Рене шумно выдохнул. Абеляр безжалостно продолжал:
– Олькон называется город, в котором живет книготорговец. Ты поедешь туда. Если город и книга на месте, ты прочитаешь ее, узнаешь, где Храм Создателя, направишься туда и расскажешь, почему ЕМУ нужно смилостивиться над нами.
Рене застонал. Он понимал, как мелка его боль, как несущественна обида перед тем страшным, что грозит всему миру… Но не мог преодолеть себя и ядовито промолвил:
– Что же, магистр, теперь вы сами толкаете меня к Амайе?
Абеляр спокойно ответил:
– Я уже сказал тебе. В гибнущем мире условности теряют значение.
И Рене уехал. Полчаса назад, седлая коня, он взмолился провожавшему его Абеляру:
– Магистр, быть может, вам лучше отправиться со мной?
Но тот лишь печально улыбнулся.
– Я ничем не помогу, мой мальчик. Только задержу тебя, ведь я стар для поездки верхом. Удачи тебе. Мое благословение всегда с тобой.
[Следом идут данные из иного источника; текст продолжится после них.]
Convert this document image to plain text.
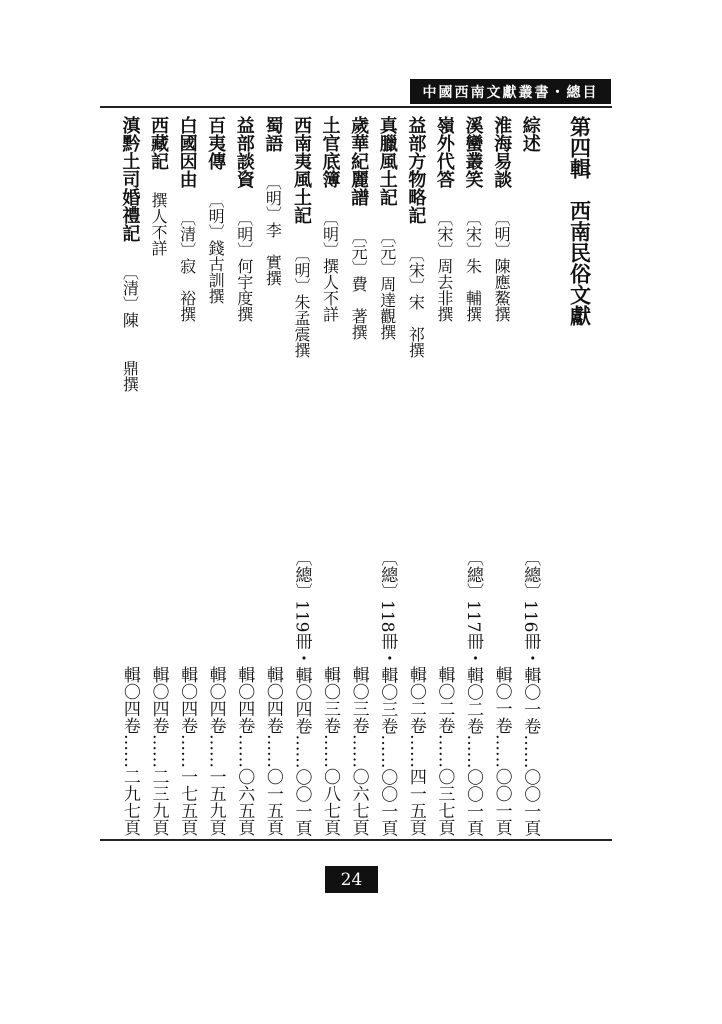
中國西南文獻叢書・總目
第四輯　西南民俗文獻
綜述
〔總〕116冊・輯〇一卷……〇〇一頁
淮海易談
〔明〕陳應鰲撰
輯〇一卷……〇〇一頁
溪蠻叢笑
〔宋〕朱　輔撰
〔總〕117冊・輯〇二卷……〇〇一頁
嶺外代答
〔宋〕周去非撰
輯〇二卷……〇三七頁
益部方物略記
〔宋〕宋　祁撰
輯〇二卷……四一五頁
真臘風土記
〔元〕周達觀撰
〔總〕118冊・輯〇三卷……〇〇一頁
歲華紀麗譜
〔元〕費　著撰
輯〇三卷……〇六七頁
土官底簿
〔明〕撰人不詳
輯〇三卷……〇八七頁
西南夷風土記
〔明〕朱孟震撰
〔總〕119冊・輯〇四卷……〇〇一頁
蜀語
〔明〕李　實撰
輯〇四卷……〇一五頁
益部談資
〔明〕何宇度撰
輯〇四卷……〇六五頁
百夷傳
〔明〕錢古訓撰
輯〇四卷……一五九頁
白國因由
〔清〕寂　裕撰
輯〇四卷……一七五頁
西藏記
撰人不詳
輯〇四卷……二三九頁
滇黔土司婚禮記
〔清〕陳　　鼎撰
輯〇四卷……二九七頁
24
Добрые слова учителя не могли помочь. Слишком велика и тяжела была ноша на плечах Рене, на его душе. Его разрывали страх, горечь и боль, и он совсем запутался в этом диком смешении. Боялся, что сойдет с ума при мысли, что он, Рене, со всеми его чувствами, целями, помышлениями, намерениями – лишь проблеск чужого сознания, сознания равнодушного, потустороннего. Что жизнь будто бы дана ему на время, что настала пора возвращать ее тому, кто ее дал. Потом от мыслей о бытии Рене переходил к более обыденным вещам. Он страдал, понимая, что может уже не увидеть Абеляра. Испытывал ужас при мысли, что ведь и Олькона со всеми жителями может не быть, а значит, нет и Амайи… Одно дело не видеть ее никогда, другое – знать, что ей грозит страшная опасность, что ее, быть может, уже захватил в плен вездесущий туман… И в то же время он боялся встречи с ней, боялся увидеть ее замужней женщиной… И хотел этой встречи.